No
Accounting for Taste
(Bottle Shock, 9/15/08)
By Nicholas Nicastro

Having
just moved away after more than twenty years in Ithaca, your humble
critic expected a little readjustment. There's that period, so natural-seeming
as to be imperceptible, where that new home feels defined only in terms
of where it isn't. When the new place is that other wine and
milk-producing country, the one north of San Francisco, the illusion
is particularly unfair. Sonoma deserves better than to be thought of
as Not Ithaca.
So it's fortunate for me that Randall
Miller's oenophile comedy Bottle Shock has come along just now.

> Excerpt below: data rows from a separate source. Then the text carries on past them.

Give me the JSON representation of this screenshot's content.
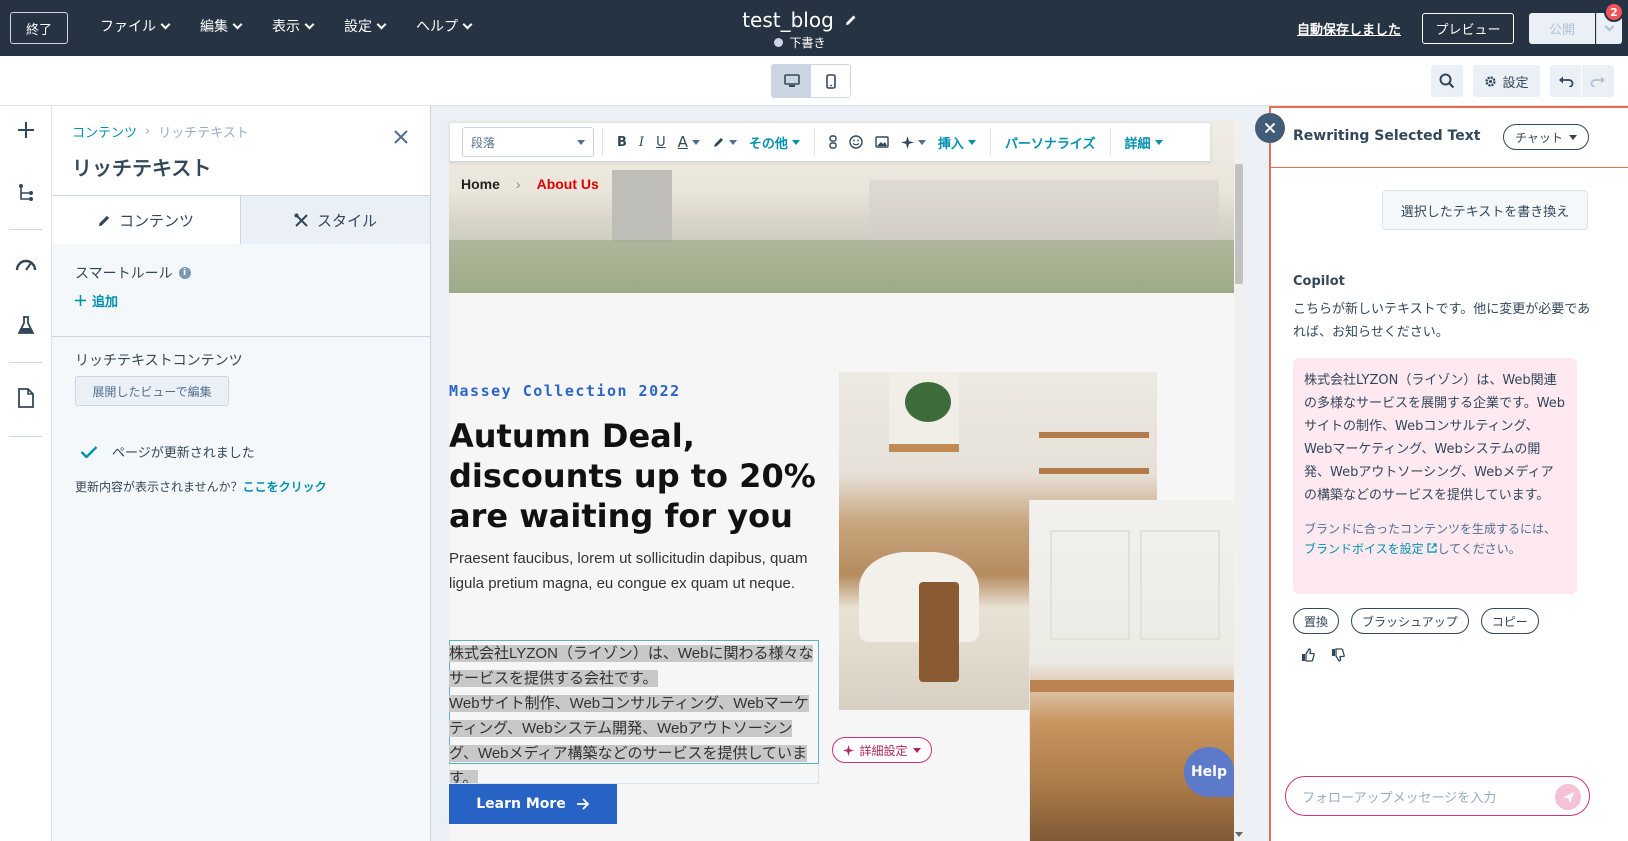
{
  "topbar": {
    "exit_label": "終了",
    "menu": [
      {
        "label": "ファイル"
      },
      {
        "label": "編集"
      },
      {
        "label": "表示"
      },
      {
        "label": "設定"
      },
      {
        "label": "ヘルプ"
      }
    ],
    "page_title": "test_blog",
    "status": "下書き",
    "autosave": "自動保存しました",
    "preview_label": "プレビュー",
    "publish_label": "公開",
    "notification_count": "2"
  },
  "viewbar": {
    "settings_label": "設定"
  },
  "sidepanel": {
    "breadcrumb_parent": "コンテンツ",
    "breadcrumb_current": "リッチテキスト",
    "title": "リッチテキスト",
    "tab_content": "コンテンツ",
    "tab_style": "スタイル",
    "smart_rule_label": "スマートルール",
    "add_label": "追加",
    "richtext_label": "リッチテキストコンテンツ",
    "expand_label": "展開したビューで編集",
    "updated_msg": "ページが更新されました",
    "refresh_hint": "更新内容が表示されませんか？",
    "refresh_link": "ここをクリック"
  },
  "rte": {
    "paragraph_select": "段落",
    "bold": "B",
    "italic": "I",
    "underline": "U",
    "font_color": "A",
    "more_label": "その他",
    "insert_label": "挿入",
    "personalize_label": "パーソナライズ",
    "detail_label": "詳細"
  },
  "page": {
    "breadcrumb_home": "Home",
    "breadcrumb_current": "About Us",
    "eyebrow": "Massey Collection 2022",
    "heading": "Autumn Deal, discounts up to 20% are waiting for you",
    "body": "Praesent faucibus, lorem ut sollicitudin dapibus, quam ligula pretium magna, eu congue ex quam ut neque.",
    "selected_line1": "株式会社LYZON（ライゾン）は、Webに関わる様々なサービスを提供する会社です。",
    "selected_line2": "Webサイト制作、Webコンサルティング、Webマーケティング、Webシステム開発、Webアウトソーシング、Webメディア構築などのサービスを提供しています。",
    "cta_label": "Learn More",
    "detail_settings": "詳細設定",
    "help_label": "Help"
  },
  "copilot": {
    "title": "Rewriting Selected Text",
    "mode_label": "チャット",
    "user_message": "選択したテキストを書き換え",
    "bot_name": "Copilot",
    "bot_intro": "こちらが新しいテキストです。他に変更が必要であれば、お知らせください。",
    "result_text": "株式会社LYZON（ライゾン）は、Web関連の多様なサービスを展開する企業です。Webサイトの制作、Webコンサルティング、Webマーケティング、Webシステムの開発、Webアウトソーシング、Webメディアの構築などのサービスを提供しています。",
    "note_prefix": "ブランドに合ったコンテンツを生成するには、",
    "note_link": "ブランドボイスを設定",
    "note_suffix": "してください。",
    "chips": [
      {
        "label": "置換"
      },
      {
        "label": "ブラッシュアップ"
      },
      {
        "label": "コピー"
      }
    ],
    "input_placeholder": "フォローアップメッセージを入力"
  },
  "colors": {
    "topbar": "#253342",
    "accent_teal": "#0091ae",
    "copilot_border": "#e66e50",
    "cta_blue": "#2663c4",
    "result_bg": "#fde9ef"
  }
}
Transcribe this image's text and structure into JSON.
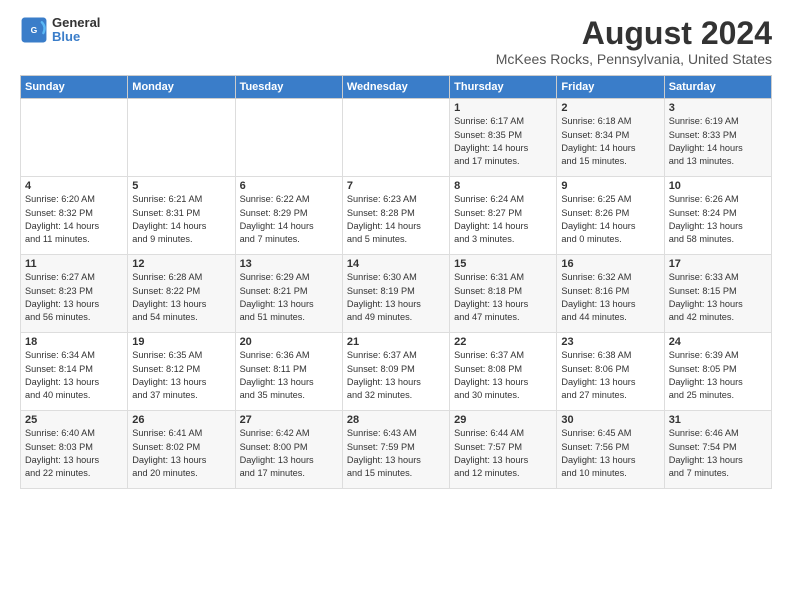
{
  "logo": {
    "line1": "General",
    "line2": "Blue"
  },
  "title": "August 2024",
  "subtitle": "McKees Rocks, Pennsylvania, United States",
  "days_header": [
    "Sunday",
    "Monday",
    "Tuesday",
    "Wednesday",
    "Thursday",
    "Friday",
    "Saturday"
  ],
  "weeks": [
    [
      {
        "num": "",
        "info": ""
      },
      {
        "num": "",
        "info": ""
      },
      {
        "num": "",
        "info": ""
      },
      {
        "num": "",
        "info": ""
      },
      {
        "num": "1",
        "info": "Sunrise: 6:17 AM\nSunset: 8:35 PM\nDaylight: 14 hours\nand 17 minutes."
      },
      {
        "num": "2",
        "info": "Sunrise: 6:18 AM\nSunset: 8:34 PM\nDaylight: 14 hours\nand 15 minutes."
      },
      {
        "num": "3",
        "info": "Sunrise: 6:19 AM\nSunset: 8:33 PM\nDaylight: 14 hours\nand 13 minutes."
      }
    ],
    [
      {
        "num": "4",
        "info": "Sunrise: 6:20 AM\nSunset: 8:32 PM\nDaylight: 14 hours\nand 11 minutes."
      },
      {
        "num": "5",
        "info": "Sunrise: 6:21 AM\nSunset: 8:31 PM\nDaylight: 14 hours\nand 9 minutes."
      },
      {
        "num": "6",
        "info": "Sunrise: 6:22 AM\nSunset: 8:29 PM\nDaylight: 14 hours\nand 7 minutes."
      },
      {
        "num": "7",
        "info": "Sunrise: 6:23 AM\nSunset: 8:28 PM\nDaylight: 14 hours\nand 5 minutes."
      },
      {
        "num": "8",
        "info": "Sunrise: 6:24 AM\nSunset: 8:27 PM\nDaylight: 14 hours\nand 3 minutes."
      },
      {
        "num": "9",
        "info": "Sunrise: 6:25 AM\nSunset: 8:26 PM\nDaylight: 14 hours\nand 0 minutes."
      },
      {
        "num": "10",
        "info": "Sunrise: 6:26 AM\nSunset: 8:24 PM\nDaylight: 13 hours\nand 58 minutes."
      }
    ],
    [
      {
        "num": "11",
        "info": "Sunrise: 6:27 AM\nSunset: 8:23 PM\nDaylight: 13 hours\nand 56 minutes."
      },
      {
        "num": "12",
        "info": "Sunrise: 6:28 AM\nSunset: 8:22 PM\nDaylight: 13 hours\nand 54 minutes."
      },
      {
        "num": "13",
        "info": "Sunrise: 6:29 AM\nSunset: 8:21 PM\nDaylight: 13 hours\nand 51 minutes."
      },
      {
        "num": "14",
        "info": "Sunrise: 6:30 AM\nSunset: 8:19 PM\nDaylight: 13 hours\nand 49 minutes."
      },
      {
        "num": "15",
        "info": "Sunrise: 6:31 AM\nSunset: 8:18 PM\nDaylight: 13 hours\nand 47 minutes."
      },
      {
        "num": "16",
        "info": "Sunrise: 6:32 AM\nSunset: 8:16 PM\nDaylight: 13 hours\nand 44 minutes."
      },
      {
        "num": "17",
        "info": "Sunrise: 6:33 AM\nSunset: 8:15 PM\nDaylight: 13 hours\nand 42 minutes."
      }
    ],
    [
      {
        "num": "18",
        "info": "Sunrise: 6:34 AM\nSunset: 8:14 PM\nDaylight: 13 hours\nand 40 minutes."
      },
      {
        "num": "19",
        "info": "Sunrise: 6:35 AM\nSunset: 8:12 PM\nDaylight: 13 hours\nand 37 minutes."
      },
      {
        "num": "20",
        "info": "Sunrise: 6:36 AM\nSunset: 8:11 PM\nDaylight: 13 hours\nand 35 minutes."
      },
      {
        "num": "21",
        "info": "Sunrise: 6:37 AM\nSunset: 8:09 PM\nDaylight: 13 hours\nand 32 minutes."
      },
      {
        "num": "22",
        "info": "Sunrise: 6:37 AM\nSunset: 8:08 PM\nDaylight: 13 hours\nand 30 minutes."
      },
      {
        "num": "23",
        "info": "Sunrise: 6:38 AM\nSunset: 8:06 PM\nDaylight: 13 hours\nand 27 minutes."
      },
      {
        "num": "24",
        "info": "Sunrise: 6:39 AM\nSunset: 8:05 PM\nDaylight: 13 hours\nand 25 minutes."
      }
    ],
    [
      {
        "num": "25",
        "info": "Sunrise: 6:40 AM\nSunset: 8:03 PM\nDaylight: 13 hours\nand 22 minutes."
      },
      {
        "num": "26",
        "info": "Sunrise: 6:41 AM\nSunset: 8:02 PM\nDaylight: 13 hours\nand 20 minutes."
      },
      {
        "num": "27",
        "info": "Sunrise: 6:42 AM\nSunset: 8:00 PM\nDaylight: 13 hours\nand 17 minutes."
      },
      {
        "num": "28",
        "info": "Sunrise: 6:43 AM\nSunset: 7:59 PM\nDaylight: 13 hours\nand 15 minutes."
      },
      {
        "num": "29",
        "info": "Sunrise: 6:44 AM\nSunset: 7:57 PM\nDaylight: 13 hours\nand 12 minutes."
      },
      {
        "num": "30",
        "info": "Sunrise: 6:45 AM\nSunset: 7:56 PM\nDaylight: 13 hours\nand 10 minutes."
      },
      {
        "num": "31",
        "info": "Sunrise: 6:46 AM\nSunset: 7:54 PM\nDaylight: 13 hours\nand 7 minutes."
      }
    ]
  ]
}
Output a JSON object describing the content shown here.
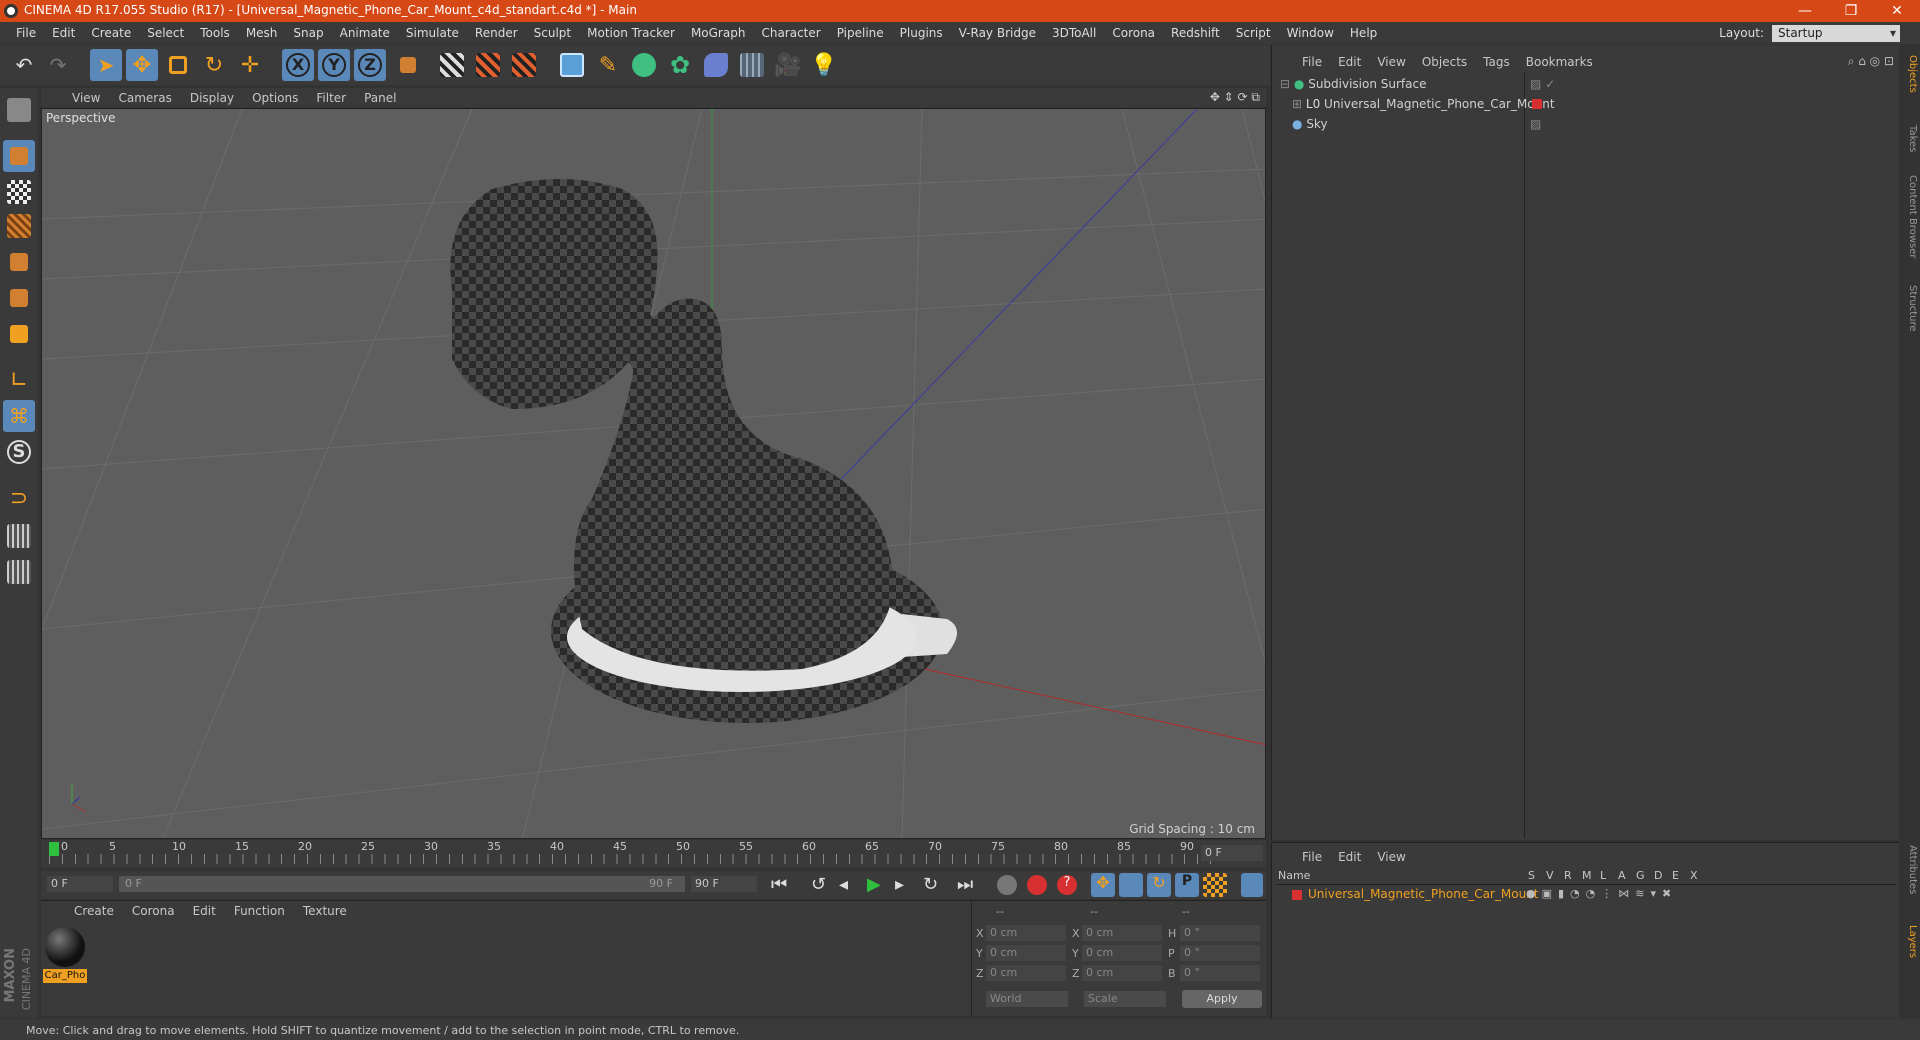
{
  "titlebar": {
    "title": "CINEMA 4D R17.055 Studio (R17) - [Universal_Magnetic_Phone_Car_Mount_c4d_standart.c4d *] - Main",
    "minimize": "—",
    "restore": "❐",
    "close": "✕"
  },
  "menubar": {
    "items": [
      "File",
      "Edit",
      "Create",
      "Select",
      "Tools",
      "Mesh",
      "Snap",
      "Animate",
      "Simulate",
      "Render",
      "Sculpt",
      "Motion Tracker",
      "MoGraph",
      "Character",
      "Pipeline",
      "Plugins",
      "V-Ray Bridge",
      "3DToAll",
      "Corona",
      "Redshift",
      "Script",
      "Window",
      "Help"
    ],
    "layout_label": "Layout:",
    "layout_value": "Startup"
  },
  "viewport": {
    "menu": [
      "View",
      "Cameras",
      "Display",
      "Options",
      "Filter",
      "Panel"
    ],
    "label": "Perspective",
    "grid_spacing": "Grid Spacing : 10 cm"
  },
  "timeline": {
    "ticks": [
      "0",
      "5",
      "10",
      "15",
      "20",
      "25",
      "30",
      "35",
      "40",
      "45",
      "50",
      "55",
      "60",
      "65",
      "70",
      "75",
      "80",
      "85",
      "90"
    ],
    "frame_field": "0 F",
    "start_field": "0 F",
    "range_start": "0 F",
    "range_end": "90 F",
    "end_field": "90 F"
  },
  "material_manager": {
    "menu": [
      "Create",
      "Corona",
      "Edit",
      "Function",
      "Texture"
    ],
    "material_name": "Car_Pho"
  },
  "coordinates": {
    "header": [
      "--",
      "--",
      "--"
    ],
    "rows": [
      {
        "a": "X",
        "av": "0 cm",
        "b": "X",
        "bv": "0 cm",
        "c": "H",
        "cv": "0 °"
      },
      {
        "a": "Y",
        "av": "0 cm",
        "b": "Y",
        "bv": "0 cm",
        "c": "P",
        "cv": "0 °"
      },
      {
        "a": "Z",
        "av": "0 cm",
        "b": "Z",
        "bv": "0 cm",
        "c": "B",
        "cv": "0 °"
      }
    ],
    "mode1": "World",
    "mode2": "Scale",
    "apply": "Apply"
  },
  "object_manager": {
    "menu": [
      "File",
      "Edit",
      "View",
      "Objects",
      "Tags",
      "Bookmarks"
    ],
    "objects": [
      "Subdivision Surface",
      "Universal_Magnetic_Phone_Car_Mount",
      "Sky"
    ]
  },
  "attribute_manager": {
    "menu": [
      "File",
      "Edit",
      "View"
    ],
    "columns": [
      "Name",
      "S",
      "V",
      "R",
      "M",
      "L",
      "A",
      "G",
      "D",
      "E",
      "X"
    ],
    "layer_name": "Universal_Magnetic_Phone_Car_Mount"
  },
  "right_tabs": [
    "Objects",
    "Takes",
    "Content Browser",
    "Structure",
    "Attributes",
    "Layers"
  ],
  "brand": [
    "MAXON",
    "CINEMA 4D"
  ],
  "statusbar": "Move: Click and drag to move elements. Hold SHIFT to quantize movement / add to the selection in point mode, CTRL to remove.",
  "colors": {
    "title": "#d74817",
    "accent": "#5a88b8",
    "selected_text": "#f0a020"
  }
}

Shot among northern California's straw and olive-colored slopes, the
movie is about that special moment in history (the summer of 1976, to
be exact) when California's wines first beat le produits de France
for top honors at a major competition. What it promises to be is a delicious
blend of cross-cultural misunderstanding and non-obnoxious connoisseurship,
a la Sideways. As a celluloid brochure for the place, with a
beauty as casual as a perfectly worn-in leather jacket, Bottle Shock
is just what the sommelier recommended. Is it clear enough that this
writer was primed to like this movie?
Shock offers up its iconic
clash, hippies vs. snobs, with a certain affection that belies the fact
that both are, in the end, just silly stereotypes. (Once upon a time,
there were plenty of French hippies
and some even liked wine, too).
In one corner is Chris Pine (who will soon play a young Captain Kirk
in J.J. Abrams' upcoming Star Trek origins movie) and Rachael
Taylor as the laid-back Americans with down-to-there hair; in the other
is Alan Rickman as a Francophilic Brit who just can't conceive that
decent wine is made anywhere west of Bordeaux. Rickman comes to Napa
looking for American candidates to compete in a blind taste-test against
the best of France. What he finds, along with bad 70's-era automobiles
and extra crispy fried chicken, is the better-than-expected vino we
already knew he would.
Given that the result of the competition
is telegraphed by the premise, the appeal of Bottle Shock had
to be rooted in clever plotting and charactersthe how and
who instead of the what. Sideways pulled this off
nicely, making what most people regard as a marginally useful, maximally
pretentious avocation into the stuff of universal themes. Audiences
took their appreciation of that movie to the liquor stores: after it
appeared, U.S. sales of pinot noir soared and merlot fell. (If you saw
the movie you know why.)
Bottle Shock is just not
bottled from the same vintage. Where Sideways convinced people
that it was entertaining and educating them at the same time, Shock
shoehorns a highbrow subject into a comedy that is decidedly, even aggressively
middlebrow. In addition to a few wine-red herrings (such as a subplot
with Freddy Rodriguez that goes nowhere), there's not enough subtext
to sustain it beyond a rather crude attempt to drum up Rocky-like
rooting interest. And really, how many people are really going to stand
up and cheer for a competition that involves a bunch of sour-pussed
judges sipping and spitting in silver buckets?
For those with a special interest
in the subject, the film still may be worth a try. Given that a bottle
of the prize-winning California wine featured here is now in the Smithsonian,
one might argue that this is less a movie than a historical reenactment,
which of course demands a different standard. The rest of us will just
have to make do with the pretty landscapes.